There seems to be a number of different views on what a renounced-life involves and, does not involve - expressed in this forum. We know as Buddhists, that ‘nibbida’ (disenchantment through to revulsion) is a necessary happening in the unfoldment of liberating insight. We also know that the Buddha taught a middle-way. We know that he rejected the extreme asceticism that he had practiced. He was renouncing worldliness when he became an ascetic but it became clear to him that the self-harm it involved was unskilful kamma. Liberation was not about self-torture and it was not about self-indulgence.

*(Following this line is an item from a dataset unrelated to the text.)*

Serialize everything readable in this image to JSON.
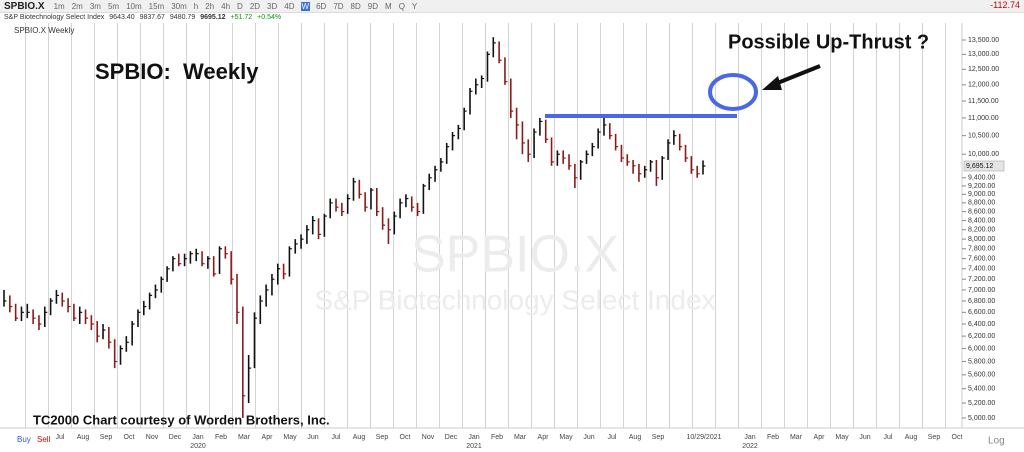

After his awakening the Buddha considered turning-away from the people, the culture and, society he was born into and, just leaving them all to their own destiny. He thought it was pointless to help people to understand - what he had understood - as the people around him had to much ‘dust in their eyes’. They could not see ‘anything’ clearly due to their defilements - their erroneous perceptions. Fortunately, he changed his mind and decided that ‘some’ might be able to ‘see’ if they were assisted by him. Their perceptions could be purified - they could gain greater clarity - through practicing the middle-way. He then spent the remainder of his long-life in constant service to others - without discrimination. Trying - tirelessly - to better human-beings so that they could enjoy ‘real peace’ and live harmoniously together with kindness and generosity. He taught people how to find peace in themselves and how to live harmoniously together through caring for each other in practical ways, through helping those in the greatest need and, through looking after the natural world - plants, animals, the creatures in the forests etc. - and those that lived with human beings.
What kind of renunciation is this - that the Buddha practiced and taught? It seemed to involve a great deal of practical (hands on) engagement in his culture and society? Was the Buddha a false-renunciate? If he was a real renunciate why did he not turn away from the world - why should he be concerned with the lives of people and animals - wild and domesticated?